In my last post, I described how wireless networks are starting to bump up against “Shannon’s Law”, essentially running out of ways to cram more data into existing radio spectrum.
Privately-held Artemis has proposed a novel solution to this problem. They call their technology “pCell”, short for Personal Cell. They make use of a technique called “Distributed Input/Distributed Output” or DIDO, and sometimes it appears that way in press reports. (Side Note: Notice the subtle marketing shift there. Dido was the founder of Carthage and a Greek hero, but a villain in Roman mythology. Artemis is a Greek goddesses, and a highly revered one at that, sister to Apollo.)
In current mobile systems, we take a piece of radio spectrum and divide it up in many clever ways so that each phone has a unique signal to and from the base station. With pCell, each cell in the system sends out a unique signal to all the devices it is talking to, but each device receives it in such a way that it can interpret its own message. A unique signal to each device (current approach) versus a common signal with each device taking its own unique interpretation (pCell).
In the press, Artemis describes this as ‘sidestepping’ Shannon’s Law. Shannon’s Law says you can only divide up a signal into a finite number of pieces. Instead, Artemis does not divide up the signal, it transmits a signal in such a way that each device can take what it needs from the signal.
This is phenomenally complicated math, so a key piece of Artemis is that the computation that determines each signal is not handled by the pCell in the field. Instead, all that data from the pCell is sent back to Artemis servers and the math is performed ‘in the cloud’. This company claims this allows the system to scale massively. It also has the benefit of making the pCell’s themselves relatively cheap to build, they do not need a lot of processors or memory.
Artemis claims that this approach frees up immense amounts of capacity. And in that video demo they stream a different HD video to ten iPhones simultaneously from a single pCell.
In theory, this system should scale nicely. The pCells have a range somewhere between Wi-Fi access points and cellular base stations (but have the power to reach much further). They are small, and so should be relatively inexpensive to deploy in large numbers. And since the hard work is done in the cloud, adding additional users is just a matter of spinning up more servers. (A topic for a different day, but the price of that function is dropping rapidly as well.) This seems to be one more example of the rapidly plummeting cost of computing is having an impact in the physical world.
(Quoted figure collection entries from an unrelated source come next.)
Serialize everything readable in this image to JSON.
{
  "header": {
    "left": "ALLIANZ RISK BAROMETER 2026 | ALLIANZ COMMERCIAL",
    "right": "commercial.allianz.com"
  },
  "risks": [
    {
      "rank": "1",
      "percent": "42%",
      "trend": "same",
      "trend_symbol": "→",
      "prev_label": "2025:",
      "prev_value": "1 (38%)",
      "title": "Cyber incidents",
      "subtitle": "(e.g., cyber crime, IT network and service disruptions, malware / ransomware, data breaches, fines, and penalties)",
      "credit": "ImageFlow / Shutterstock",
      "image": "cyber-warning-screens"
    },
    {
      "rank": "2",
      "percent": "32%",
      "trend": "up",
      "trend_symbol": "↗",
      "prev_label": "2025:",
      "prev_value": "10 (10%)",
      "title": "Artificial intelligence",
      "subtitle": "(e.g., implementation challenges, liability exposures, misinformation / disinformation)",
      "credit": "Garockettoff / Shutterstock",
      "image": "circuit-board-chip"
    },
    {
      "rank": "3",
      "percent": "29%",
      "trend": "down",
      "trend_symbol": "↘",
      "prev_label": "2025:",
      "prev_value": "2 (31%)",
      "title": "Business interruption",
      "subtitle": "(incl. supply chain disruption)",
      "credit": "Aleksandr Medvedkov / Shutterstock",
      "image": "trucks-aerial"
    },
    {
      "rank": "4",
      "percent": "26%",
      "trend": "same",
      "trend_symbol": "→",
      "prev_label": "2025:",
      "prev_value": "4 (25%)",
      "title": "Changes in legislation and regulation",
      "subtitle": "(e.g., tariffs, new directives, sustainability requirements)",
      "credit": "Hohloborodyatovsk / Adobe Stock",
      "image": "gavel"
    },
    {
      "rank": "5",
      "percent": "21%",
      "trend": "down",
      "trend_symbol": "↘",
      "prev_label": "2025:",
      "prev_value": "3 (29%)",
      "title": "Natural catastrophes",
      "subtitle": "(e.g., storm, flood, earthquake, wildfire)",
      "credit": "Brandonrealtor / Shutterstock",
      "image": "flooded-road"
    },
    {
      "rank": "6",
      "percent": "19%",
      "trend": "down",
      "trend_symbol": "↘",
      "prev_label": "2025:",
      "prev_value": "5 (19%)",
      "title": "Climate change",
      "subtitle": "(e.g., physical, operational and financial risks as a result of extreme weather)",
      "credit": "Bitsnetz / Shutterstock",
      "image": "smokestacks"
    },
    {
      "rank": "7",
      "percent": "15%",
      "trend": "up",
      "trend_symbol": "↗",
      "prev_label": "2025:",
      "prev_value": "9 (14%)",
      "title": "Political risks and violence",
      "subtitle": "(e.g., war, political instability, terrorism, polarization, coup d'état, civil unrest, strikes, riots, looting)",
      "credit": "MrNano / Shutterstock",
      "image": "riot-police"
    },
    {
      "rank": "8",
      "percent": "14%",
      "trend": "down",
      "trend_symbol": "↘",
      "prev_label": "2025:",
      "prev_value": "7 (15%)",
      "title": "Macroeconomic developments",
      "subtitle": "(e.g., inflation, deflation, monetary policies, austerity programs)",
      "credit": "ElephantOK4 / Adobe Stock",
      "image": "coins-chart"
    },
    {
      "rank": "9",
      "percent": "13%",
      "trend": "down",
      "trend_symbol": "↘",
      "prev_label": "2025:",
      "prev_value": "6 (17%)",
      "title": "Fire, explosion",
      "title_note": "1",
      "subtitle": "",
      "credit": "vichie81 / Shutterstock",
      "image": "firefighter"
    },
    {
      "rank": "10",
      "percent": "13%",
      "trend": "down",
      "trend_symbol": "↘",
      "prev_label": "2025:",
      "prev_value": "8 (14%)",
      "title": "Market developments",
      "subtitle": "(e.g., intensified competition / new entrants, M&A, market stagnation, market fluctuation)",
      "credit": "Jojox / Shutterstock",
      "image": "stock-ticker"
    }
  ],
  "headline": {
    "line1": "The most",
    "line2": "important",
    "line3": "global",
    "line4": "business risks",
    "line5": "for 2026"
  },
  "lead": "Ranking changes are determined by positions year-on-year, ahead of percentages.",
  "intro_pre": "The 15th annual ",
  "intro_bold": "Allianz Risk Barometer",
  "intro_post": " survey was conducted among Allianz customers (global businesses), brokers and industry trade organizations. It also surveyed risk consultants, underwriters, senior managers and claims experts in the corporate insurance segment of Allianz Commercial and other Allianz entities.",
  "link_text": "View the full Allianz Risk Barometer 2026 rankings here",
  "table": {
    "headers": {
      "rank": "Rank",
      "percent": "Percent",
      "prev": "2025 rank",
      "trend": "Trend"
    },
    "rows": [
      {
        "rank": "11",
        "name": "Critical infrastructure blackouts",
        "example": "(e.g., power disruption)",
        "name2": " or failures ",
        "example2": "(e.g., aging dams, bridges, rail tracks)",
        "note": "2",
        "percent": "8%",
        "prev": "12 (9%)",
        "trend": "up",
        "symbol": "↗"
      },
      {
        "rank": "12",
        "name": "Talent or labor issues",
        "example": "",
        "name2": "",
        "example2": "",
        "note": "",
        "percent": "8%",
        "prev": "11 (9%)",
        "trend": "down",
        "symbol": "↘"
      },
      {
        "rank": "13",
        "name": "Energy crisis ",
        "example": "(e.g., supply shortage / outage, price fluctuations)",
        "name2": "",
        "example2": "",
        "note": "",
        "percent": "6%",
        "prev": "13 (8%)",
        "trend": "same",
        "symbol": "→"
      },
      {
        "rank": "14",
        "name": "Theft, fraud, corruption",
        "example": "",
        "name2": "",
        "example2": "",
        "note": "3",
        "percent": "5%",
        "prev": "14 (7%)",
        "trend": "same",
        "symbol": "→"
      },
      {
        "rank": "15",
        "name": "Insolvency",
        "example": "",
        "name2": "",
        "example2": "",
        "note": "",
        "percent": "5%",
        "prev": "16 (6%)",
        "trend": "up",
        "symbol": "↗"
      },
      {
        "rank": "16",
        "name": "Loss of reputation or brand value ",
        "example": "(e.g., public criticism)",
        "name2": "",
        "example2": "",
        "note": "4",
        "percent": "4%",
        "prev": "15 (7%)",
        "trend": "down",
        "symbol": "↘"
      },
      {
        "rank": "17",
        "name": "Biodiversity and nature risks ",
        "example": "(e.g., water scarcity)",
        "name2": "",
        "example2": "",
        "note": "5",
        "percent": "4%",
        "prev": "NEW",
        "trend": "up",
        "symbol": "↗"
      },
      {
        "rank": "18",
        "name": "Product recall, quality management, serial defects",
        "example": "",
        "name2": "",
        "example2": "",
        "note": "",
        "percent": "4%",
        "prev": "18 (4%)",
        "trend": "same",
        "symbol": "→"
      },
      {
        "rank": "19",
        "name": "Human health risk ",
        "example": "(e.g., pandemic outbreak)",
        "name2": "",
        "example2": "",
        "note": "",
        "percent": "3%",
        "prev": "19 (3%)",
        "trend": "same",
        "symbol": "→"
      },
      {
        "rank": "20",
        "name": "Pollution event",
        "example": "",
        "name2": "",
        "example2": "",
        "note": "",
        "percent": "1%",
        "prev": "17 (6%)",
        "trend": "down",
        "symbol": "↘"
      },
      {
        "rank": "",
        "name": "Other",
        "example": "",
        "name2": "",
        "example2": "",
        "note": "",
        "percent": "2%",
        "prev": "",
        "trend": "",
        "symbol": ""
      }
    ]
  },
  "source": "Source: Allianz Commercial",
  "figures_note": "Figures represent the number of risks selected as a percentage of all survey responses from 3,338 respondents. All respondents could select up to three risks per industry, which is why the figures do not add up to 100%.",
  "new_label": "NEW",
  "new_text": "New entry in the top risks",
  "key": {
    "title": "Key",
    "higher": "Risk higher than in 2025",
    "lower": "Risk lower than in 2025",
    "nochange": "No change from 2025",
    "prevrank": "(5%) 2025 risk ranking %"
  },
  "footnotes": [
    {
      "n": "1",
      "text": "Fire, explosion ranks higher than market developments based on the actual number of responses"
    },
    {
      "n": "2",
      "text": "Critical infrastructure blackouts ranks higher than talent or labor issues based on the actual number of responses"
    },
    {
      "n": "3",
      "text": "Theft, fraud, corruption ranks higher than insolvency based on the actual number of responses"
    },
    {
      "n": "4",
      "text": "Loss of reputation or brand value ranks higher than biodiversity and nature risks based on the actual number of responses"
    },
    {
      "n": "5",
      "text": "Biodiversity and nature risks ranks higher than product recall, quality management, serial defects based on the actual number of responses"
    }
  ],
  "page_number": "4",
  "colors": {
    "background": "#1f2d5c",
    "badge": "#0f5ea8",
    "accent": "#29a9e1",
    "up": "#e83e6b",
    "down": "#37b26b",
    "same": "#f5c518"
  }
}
All of this is pretty exciting. If it works.
I still have a lot of questions. First, how do transmissions from the phone to the cell work (i.e. the uplink)? Second, how does that math work? Third, how mobile is the system, meaning how fast can you travel between cells? And what happens when lots of devices are moving about? In today’s cellular systems, this problem sucks up considerable amounts of capacity to handle.
It sounds like Artemis has worked out these problems, but in my next post, I will look at how they have been parsimonious in their disclosure about the technical side of their system.
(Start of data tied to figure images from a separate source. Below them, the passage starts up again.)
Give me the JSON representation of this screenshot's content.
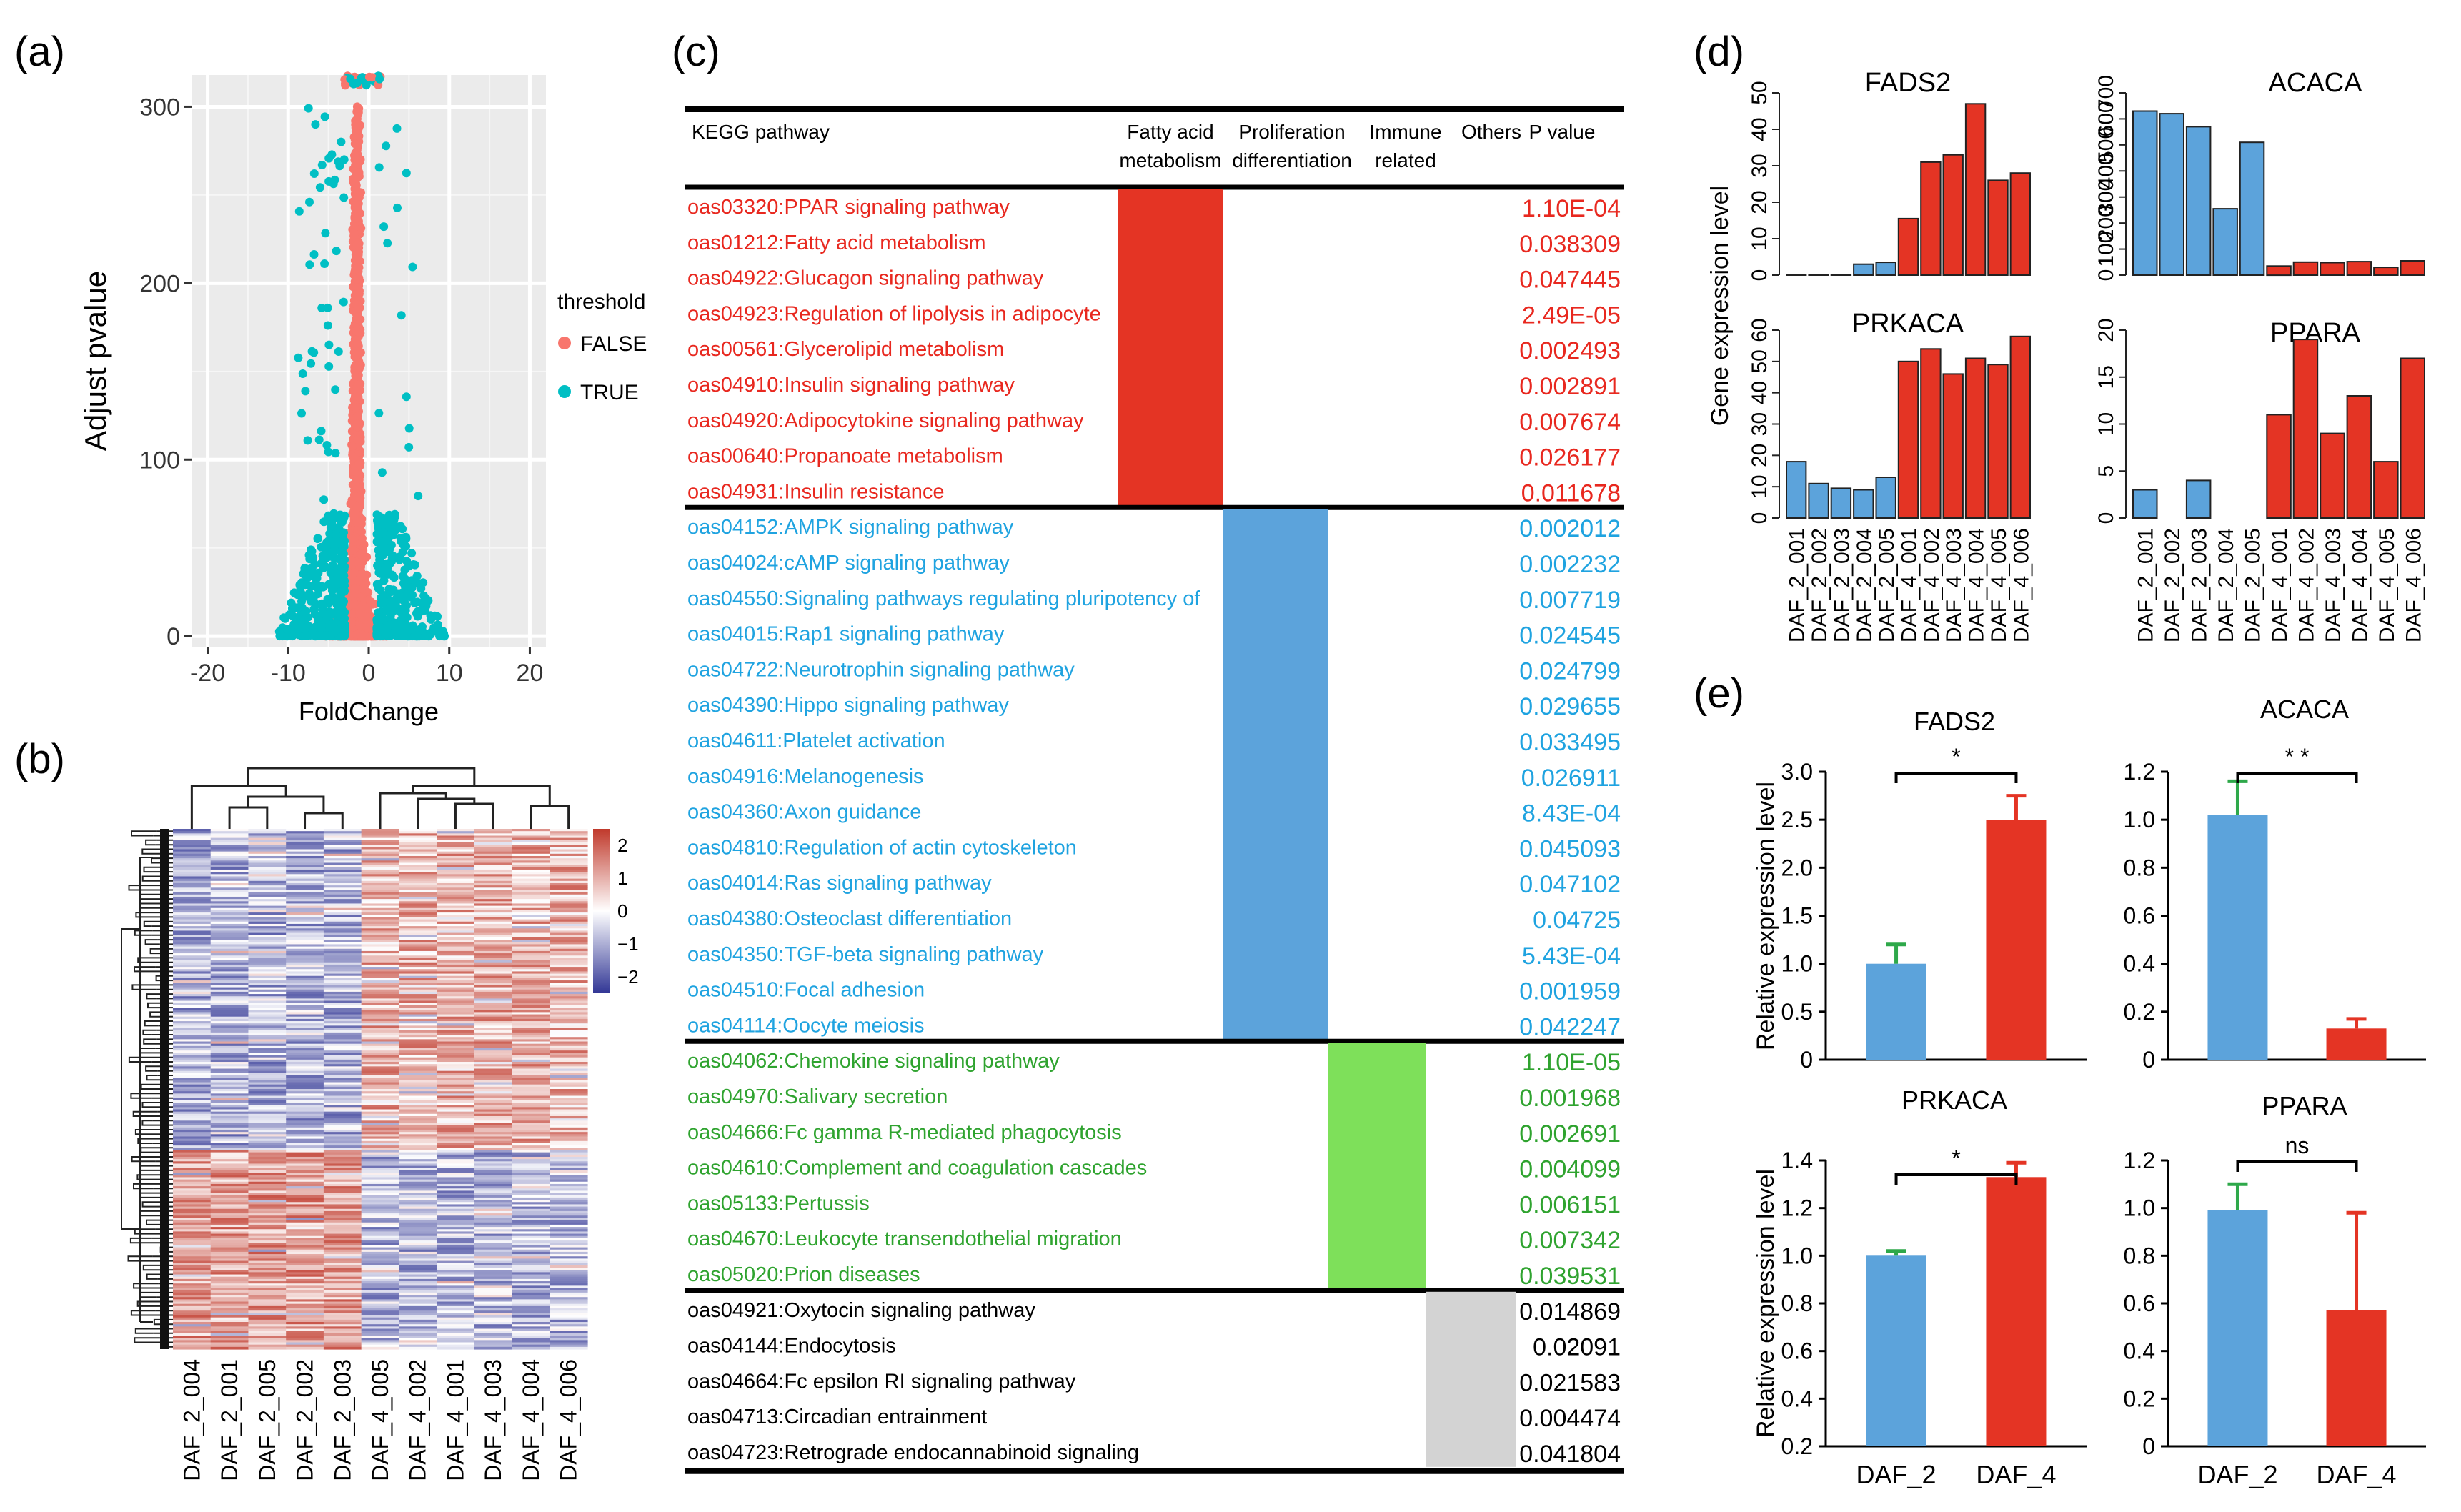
{
  "panel_labels": {
    "a": "(a)",
    "b": "(b)",
    "c": "(c)",
    "d": "(d)",
    "e": "(e)"
  },
  "chart_data": [
    {
      "id": "a",
      "type": "scatter",
      "title": "",
      "xlabel": "FoldChange",
      "ylabel": "Adjust pvalue",
      "xlim": [
        -22,
        22
      ],
      "ylim": [
        -6,
        318
      ],
      "xticks": [
        -20,
        -10,
        0,
        10,
        20
      ],
      "yticks": [
        0,
        100,
        200,
        300
      ],
      "legend": {
        "title": "threshold",
        "position": "right",
        "entries": [
          {
            "label": "FALSE",
            "color": "#F8766D"
          },
          {
            "label": "TRUE",
            "color": "#00BFC4"
          }
        ]
      }
    },
    {
      "id": "b",
      "type": "heatmap",
      "columns": [
        "DAF_2_004",
        "DAF_2_001",
        "DAF_2_005",
        "DAF_2_002",
        "DAF_2_003",
        "DAF_4_005",
        "DAF_4_002",
        "DAF_4_001",
        "DAF_4_003",
        "DAF_4_004",
        "DAF_4_006"
      ],
      "color_scale": {
        "min": -2,
        "max": 2,
        "ticks": [
          "2",
          "1",
          "0",
          "−1",
          "−2"
        ],
        "low": "#313695",
        "mid": "#ffffff",
        "high": "#c0392b"
      }
    },
    {
      "id": "c",
      "type": "table",
      "headers": {
        "pathway": "KEGG pathway",
        "c1a": "Fatty acid",
        "c1b": "metabolism",
        "c2a": "Proliferation",
        "c2b": "differentiation",
        "c3a": "Immune",
        "c3b": "related",
        "c4": "Others",
        "p": "P value"
      },
      "groups": [
        {
          "name": "Fatty acid metabolism",
          "color": "#e8281f",
          "bar": "#e43424",
          "rows": [
            {
              "pathway": "oas03320:PPAR signaling pathway",
              "p": "1.10E-04"
            },
            {
              "pathway": "oas01212:Fatty acid metabolism",
              "p": "0.038309"
            },
            {
              "pathway": "oas04922:Glucagon signaling pathway",
              "p": "0.047445"
            },
            {
              "pathway": "oas04923:Regulation of lipolysis in adipocyte",
              "p": "2.49E-05"
            },
            {
              "pathway": "oas00561:Glycerolipid metabolism",
              "p": "0.002493"
            },
            {
              "pathway": "oas04910:Insulin signaling pathway",
              "p": "0.002891"
            },
            {
              "pathway": "oas04920:Adipocytokine signaling pathway",
              "p": "0.007674"
            },
            {
              "pathway": "oas00640:Propanoate metabolism",
              "p": "0.026177"
            },
            {
              "pathway": "oas04931:Insulin resistance",
              "p": "0.011678"
            }
          ]
        },
        {
          "name": "Proliferation differentiation",
          "color": "#1fa3e0",
          "bar": "#5ca3db",
          "rows": [
            {
              "pathway": "oas04152:AMPK signaling pathway",
              "p": "0.002012"
            },
            {
              "pathway": "oas04024:cAMP signaling pathway",
              "p": "0.002232"
            },
            {
              "pathway": "oas04550:Signaling pathways regulating pluripotency of",
              "p": "0.007719"
            },
            {
              "pathway": "oas04015:Rap1 signaling pathway",
              "p": "0.024545"
            },
            {
              "pathway": "oas04722:Neurotrophin signaling pathway",
              "p": "0.024799"
            },
            {
              "pathway": "oas04390:Hippo signaling pathway",
              "p": "0.029655"
            },
            {
              "pathway": "oas04611:Platelet activation",
              "p": "0.033495"
            },
            {
              "pathway": "oas04916:Melanogenesis",
              "p": "0.026911"
            },
            {
              "pathway": "oas04360:Axon guidance",
              "p": "8.43E-04"
            },
            {
              "pathway": "oas04810:Regulation of actin cytoskeleton",
              "p": "0.045093"
            },
            {
              "pathway": "oas04014:Ras signaling pathway",
              "p": "0.047102"
            },
            {
              "pathway": "oas04380:Osteoclast differentiation",
              "p": "0.04725"
            },
            {
              "pathway": "oas04350:TGF-beta signaling pathway",
              "p": "5.43E-04"
            },
            {
              "pathway": "oas04510:Focal adhesion",
              "p": "0.001959"
            },
            {
              "pathway": "oas04114:Oocyte meiosis",
              "p": "0.042247"
            }
          ]
        },
        {
          "name": "Immune related",
          "color": "#2fa32f",
          "bar": "#7ee05a",
          "rows": [
            {
              "pathway": "oas04062:Chemokine signaling pathway",
              "p": "1.10E-05"
            },
            {
              "pathway": "oas04970:Salivary secretion",
              "p": "0.001968"
            },
            {
              "pathway": "oas04666:Fc gamma R-mediated phagocytosis",
              "p": "0.002691"
            },
            {
              "pathway": "oas04610:Complement and coagulation cascades",
              "p": "0.004099"
            },
            {
              "pathway": "oas05133:Pertussis",
              "p": "0.006151"
            },
            {
              "pathway": "oas04670:Leukocyte transendothelial migration",
              "p": "0.007342"
            },
            {
              "pathway": "oas05020:Prion diseases",
              "p": "0.039531"
            }
          ]
        },
        {
          "name": "Others",
          "color": "#000000",
          "bar": "#d3d3d3",
          "rows": [
            {
              "pathway": "oas04921:Oxytocin signaling pathway",
              "p": "0.014869"
            },
            {
              "pathway": "oas04144:Endocytosis",
              "p": "0.02091"
            },
            {
              "pathway": "oas04664:Fc epsilon RI signaling pathway",
              "p": "0.021583"
            },
            {
              "pathway": "oas04713:Circadian entrainment",
              "p": "0.004474"
            },
            {
              "pathway": "oas04723:Retrograde endocannabinoid signaling",
              "p": "0.041804"
            }
          ]
        }
      ]
    },
    {
      "id": "d",
      "type": "bar",
      "ylabel": "Gene expression level",
      "categories": [
        "DAF_2_001",
        "DAF_2_002",
        "DAF_2_003",
        "DAF_2_004",
        "DAF_2_005",
        "DAF_4_001",
        "DAF_4_002",
        "DAF_4_003",
        "DAF_4_004",
        "DAF_4_005",
        "DAF_4_006"
      ],
      "colors": {
        "DAF_2": "#5ca3db",
        "DAF_4": "#e43424"
      },
      "subplots": [
        {
          "title": "FADS2",
          "ylim": [
            0,
            50
          ],
          "yticks": [
            0,
            10,
            20,
            30,
            40,
            50
          ],
          "values": [
            0.2,
            0.2,
            0.2,
            3,
            3.5,
            15.5,
            31,
            33,
            47,
            26,
            28
          ]
        },
        {
          "title": "ACACA",
          "ylim": [
            0,
            700
          ],
          "yticks": [
            0,
            100,
            200,
            300,
            400,
            500,
            600,
            700
          ],
          "values": [
            630,
            620,
            570,
            255,
            510,
            35,
            50,
            48,
            52,
            30,
            55
          ]
        },
        {
          "title": "PRKACA",
          "ylim": [
            0,
            60
          ],
          "yticks": [
            0,
            10,
            20,
            30,
            40,
            50,
            60
          ],
          "values": [
            18,
            11,
            9.5,
            9,
            13,
            50,
            54,
            46,
            51,
            49,
            58
          ]
        },
        {
          "title": "PPARA",
          "ylim": [
            0,
            20
          ],
          "yticks": [
            0,
            5,
            10,
            15,
            20
          ],
          "values": [
            3,
            0,
            4,
            0,
            0,
            11,
            19,
            9,
            13,
            6,
            17
          ]
        }
      ]
    },
    {
      "id": "e",
      "type": "bar",
      "ylabel": "Relative expression level",
      "categories": [
        "DAF_2",
        "DAF_4"
      ],
      "colors": [
        "#5ca3db",
        "#e43424"
      ],
      "error_color": [
        "#2ea84a",
        "#e43424"
      ],
      "subplots": [
        {
          "title": "FADS2",
          "values": [
            1.0,
            2.5
          ],
          "errors": [
            0.2,
            0.25
          ],
          "ylim": [
            0,
            3.0
          ],
          "yticks": [
            "0",
            "0.5",
            "1.0",
            "1.5",
            "2.0",
            "2.5",
            "3.0"
          ],
          "sig": "*"
        },
        {
          "title": "ACACA",
          "values": [
            1.02,
            0.13
          ],
          "errors": [
            0.14,
            0.04
          ],
          "ylim": [
            0,
            1.2
          ],
          "yticks": [
            "0",
            "0.2",
            "0.4",
            "0.6",
            "0.8",
            "1.0",
            "1.2"
          ],
          "sig": "* *"
        },
        {
          "title": "PRKACA",
          "values": [
            1.0,
            1.33
          ],
          "errors": [
            0.02,
            0.06
          ],
          "ylim": [
            0.2,
            1.4
          ],
          "yticks": [
            "0.2",
            "0.4",
            "0.6",
            "0.8",
            "1.0",
            "1.2",
            "1.4"
          ],
          "sig": "*"
        },
        {
          "title": "PPARA",
          "values": [
            0.99,
            0.57
          ],
          "errors": [
            0.11,
            0.41
          ],
          "ylim": [
            0,
            1.2
          ],
          "yticks": [
            "0",
            "0.2",
            "0.4",
            "0.6",
            "0.8",
            "1.0",
            "1.2"
          ],
          "sig": "ns"
        }
      ]
    }
  ]
}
Sorry if we’ve appeared parsimonious in our info. Trying to get a more detailed white paper out, but swamped with meetings since we announced. pCell is indeed insanely complex math, but it works really well. Far more robust than cellular.
If you have a few questions, send them to the email I posted with, and hopefully that can help your next blog.
Regarding the uplink, the LTE phones all uplink at once and the signals arrive at all the pWaves interfering with each other. Then, we use the channel info we have to separate the signals, so we have independent uplink signals. So, pCell works in both downlink and uplink.